The Real Effective Exchange Rate
As noted in earlier posts, the REER is the trade-weighted exchange rate (NEER) adjusted for inflation. It is viewed as a good indicator of medium- to long-term currency valuation. If we look at the Russian and Turkish crises, we see beforehand that the Russian rouble and Turkish lira were around 50–60% overvalued on a REER basis. This provides extremely useful information in that it actually suggests that the rouble and the lira will have to experience significant real exchange rate depreciations to restore equilibrium. That’s the good news. The bad news is that it does not tell you when that significant real — and therefore nominal — depreciation will take place. In both cases, the rouble and the lira were overvalued for two to three years before the inevitable happened.
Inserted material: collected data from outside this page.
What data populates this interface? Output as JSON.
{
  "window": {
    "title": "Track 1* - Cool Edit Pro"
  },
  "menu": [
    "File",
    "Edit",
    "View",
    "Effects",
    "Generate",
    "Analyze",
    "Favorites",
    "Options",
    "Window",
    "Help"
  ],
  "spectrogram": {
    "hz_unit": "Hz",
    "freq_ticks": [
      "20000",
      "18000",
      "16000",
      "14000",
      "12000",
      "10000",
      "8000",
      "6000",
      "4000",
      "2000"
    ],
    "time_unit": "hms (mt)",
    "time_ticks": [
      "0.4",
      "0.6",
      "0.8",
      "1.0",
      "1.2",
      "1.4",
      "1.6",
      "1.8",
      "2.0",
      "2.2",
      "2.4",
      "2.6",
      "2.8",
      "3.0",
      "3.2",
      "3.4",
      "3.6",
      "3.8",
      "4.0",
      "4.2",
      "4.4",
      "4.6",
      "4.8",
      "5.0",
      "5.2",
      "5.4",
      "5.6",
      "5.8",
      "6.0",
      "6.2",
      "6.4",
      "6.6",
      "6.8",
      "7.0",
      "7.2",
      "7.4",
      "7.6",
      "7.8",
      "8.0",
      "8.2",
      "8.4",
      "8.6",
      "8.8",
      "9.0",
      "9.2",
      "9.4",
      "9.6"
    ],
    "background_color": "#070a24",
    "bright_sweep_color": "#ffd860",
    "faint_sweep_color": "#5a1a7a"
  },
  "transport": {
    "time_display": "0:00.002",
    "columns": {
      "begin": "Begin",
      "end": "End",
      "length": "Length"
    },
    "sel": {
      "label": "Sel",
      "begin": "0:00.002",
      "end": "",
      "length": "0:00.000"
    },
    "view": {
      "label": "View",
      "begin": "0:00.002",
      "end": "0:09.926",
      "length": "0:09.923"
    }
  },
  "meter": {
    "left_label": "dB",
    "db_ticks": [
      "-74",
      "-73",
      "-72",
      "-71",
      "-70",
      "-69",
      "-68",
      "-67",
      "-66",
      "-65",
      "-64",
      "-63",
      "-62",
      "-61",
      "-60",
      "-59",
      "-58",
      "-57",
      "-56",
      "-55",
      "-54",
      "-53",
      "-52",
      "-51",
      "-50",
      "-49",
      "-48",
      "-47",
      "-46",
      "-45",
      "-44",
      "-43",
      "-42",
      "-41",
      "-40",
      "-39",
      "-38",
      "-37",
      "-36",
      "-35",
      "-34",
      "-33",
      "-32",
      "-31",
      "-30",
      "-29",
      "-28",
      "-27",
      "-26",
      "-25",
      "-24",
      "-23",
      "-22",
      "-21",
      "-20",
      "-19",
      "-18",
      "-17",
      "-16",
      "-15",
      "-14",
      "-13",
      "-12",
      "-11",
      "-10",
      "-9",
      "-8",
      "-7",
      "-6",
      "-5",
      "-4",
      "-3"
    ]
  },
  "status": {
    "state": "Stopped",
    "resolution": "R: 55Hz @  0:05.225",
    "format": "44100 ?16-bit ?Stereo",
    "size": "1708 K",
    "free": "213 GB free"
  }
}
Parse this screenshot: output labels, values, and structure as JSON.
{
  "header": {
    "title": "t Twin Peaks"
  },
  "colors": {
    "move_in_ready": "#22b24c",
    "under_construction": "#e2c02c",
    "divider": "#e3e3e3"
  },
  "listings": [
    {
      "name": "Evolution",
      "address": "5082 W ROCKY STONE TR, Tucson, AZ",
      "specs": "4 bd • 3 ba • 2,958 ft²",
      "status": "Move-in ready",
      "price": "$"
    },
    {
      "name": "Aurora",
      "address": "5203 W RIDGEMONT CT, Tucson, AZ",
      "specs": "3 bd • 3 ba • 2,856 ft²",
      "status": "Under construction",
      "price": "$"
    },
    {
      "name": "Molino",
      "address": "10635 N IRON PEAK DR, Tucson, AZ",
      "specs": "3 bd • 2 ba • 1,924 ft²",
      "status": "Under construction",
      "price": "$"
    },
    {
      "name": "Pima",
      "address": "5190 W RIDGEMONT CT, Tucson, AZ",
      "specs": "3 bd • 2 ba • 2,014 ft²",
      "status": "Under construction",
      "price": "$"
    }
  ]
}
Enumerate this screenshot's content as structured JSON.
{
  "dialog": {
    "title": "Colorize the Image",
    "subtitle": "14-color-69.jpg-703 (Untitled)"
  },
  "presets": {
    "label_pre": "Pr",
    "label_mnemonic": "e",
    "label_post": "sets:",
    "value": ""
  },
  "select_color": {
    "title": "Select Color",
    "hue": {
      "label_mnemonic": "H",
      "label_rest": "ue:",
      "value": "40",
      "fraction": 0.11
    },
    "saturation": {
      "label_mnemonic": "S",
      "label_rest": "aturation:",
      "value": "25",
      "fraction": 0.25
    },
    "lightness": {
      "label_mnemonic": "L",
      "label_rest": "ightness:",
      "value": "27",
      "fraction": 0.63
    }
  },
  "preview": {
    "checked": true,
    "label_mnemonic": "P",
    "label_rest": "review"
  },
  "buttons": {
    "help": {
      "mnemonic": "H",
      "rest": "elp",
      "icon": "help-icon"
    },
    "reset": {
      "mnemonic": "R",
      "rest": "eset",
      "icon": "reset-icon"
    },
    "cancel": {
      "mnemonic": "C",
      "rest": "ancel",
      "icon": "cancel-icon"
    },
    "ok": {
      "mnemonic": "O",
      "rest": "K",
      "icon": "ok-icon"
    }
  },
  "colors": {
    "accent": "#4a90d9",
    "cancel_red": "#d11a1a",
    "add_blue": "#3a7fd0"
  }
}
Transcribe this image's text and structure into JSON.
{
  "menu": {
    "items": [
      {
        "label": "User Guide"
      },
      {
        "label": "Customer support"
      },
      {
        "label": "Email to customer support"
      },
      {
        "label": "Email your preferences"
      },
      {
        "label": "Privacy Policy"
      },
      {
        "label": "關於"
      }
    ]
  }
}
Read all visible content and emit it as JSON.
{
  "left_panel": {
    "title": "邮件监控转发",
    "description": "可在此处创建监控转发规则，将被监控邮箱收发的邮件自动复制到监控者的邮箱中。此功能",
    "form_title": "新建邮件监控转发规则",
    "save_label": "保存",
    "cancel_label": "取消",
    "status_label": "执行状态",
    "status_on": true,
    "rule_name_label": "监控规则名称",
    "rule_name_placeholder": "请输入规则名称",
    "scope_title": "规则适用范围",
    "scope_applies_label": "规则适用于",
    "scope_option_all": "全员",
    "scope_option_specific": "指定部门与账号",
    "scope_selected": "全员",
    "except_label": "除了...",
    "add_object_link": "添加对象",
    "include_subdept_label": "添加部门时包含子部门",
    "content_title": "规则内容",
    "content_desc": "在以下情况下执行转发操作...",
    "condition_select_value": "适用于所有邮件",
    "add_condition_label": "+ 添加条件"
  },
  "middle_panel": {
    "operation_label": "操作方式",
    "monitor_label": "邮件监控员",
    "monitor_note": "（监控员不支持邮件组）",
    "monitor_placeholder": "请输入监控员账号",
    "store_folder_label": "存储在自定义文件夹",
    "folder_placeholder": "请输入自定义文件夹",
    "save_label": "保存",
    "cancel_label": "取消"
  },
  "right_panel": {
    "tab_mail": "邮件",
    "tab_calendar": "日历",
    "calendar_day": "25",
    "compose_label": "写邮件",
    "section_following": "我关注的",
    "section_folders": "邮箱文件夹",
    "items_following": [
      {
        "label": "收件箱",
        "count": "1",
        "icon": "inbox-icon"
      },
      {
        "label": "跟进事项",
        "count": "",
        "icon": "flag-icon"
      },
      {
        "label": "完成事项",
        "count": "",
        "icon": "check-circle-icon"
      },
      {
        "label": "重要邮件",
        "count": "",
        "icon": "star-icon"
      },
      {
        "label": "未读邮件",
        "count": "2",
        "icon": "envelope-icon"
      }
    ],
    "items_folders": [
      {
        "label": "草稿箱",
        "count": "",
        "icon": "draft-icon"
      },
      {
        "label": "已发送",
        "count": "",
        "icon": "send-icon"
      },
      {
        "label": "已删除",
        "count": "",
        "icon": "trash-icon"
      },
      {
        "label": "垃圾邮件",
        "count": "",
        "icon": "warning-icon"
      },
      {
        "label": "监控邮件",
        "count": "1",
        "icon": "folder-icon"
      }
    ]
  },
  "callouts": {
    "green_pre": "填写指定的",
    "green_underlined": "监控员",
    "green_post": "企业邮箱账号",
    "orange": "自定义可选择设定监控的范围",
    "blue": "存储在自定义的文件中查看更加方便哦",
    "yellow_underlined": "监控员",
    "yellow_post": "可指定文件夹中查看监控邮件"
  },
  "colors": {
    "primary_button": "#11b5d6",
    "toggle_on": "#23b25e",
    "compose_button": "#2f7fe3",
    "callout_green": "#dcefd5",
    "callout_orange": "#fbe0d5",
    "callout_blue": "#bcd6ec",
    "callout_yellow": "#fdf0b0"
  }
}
However, there are important clues as to when that REER appreciation may be about to end. Such REER appreciation usually causes significant trade and current account balance deterioration. The fact that this does not have an immediate reaction in the exchange rate confirms not only the existence of the J-curve but also the presence of significant capital inflows. Such inflows can offset a widening trade deficit for a period of time, but eventually are not able to. When they reverse, or rather when they just stop, the exchange rate comes under ever increasing pressure until such time as it collapses to restore equilibrium. This process can also work equally well with real depreciations. From the end of 1995 to mid-1998 the Japanese yen experienced an increasing REER depreciation. Capital outflows offset an increasingly improving current account balance until such time as they could no longer do so, whereupon the Japanese yen rallied significantly, resulting in one of the most dramatic collapses in the dollar–yen exchange rate — or any exchange rate — in history. REER valuation and the external balance are both cause and effect. It takes a REER depreciation of a currency to narrow significantly a large external imbalance. That said, an excessive REER appreciation can cause that imbalance in the first place.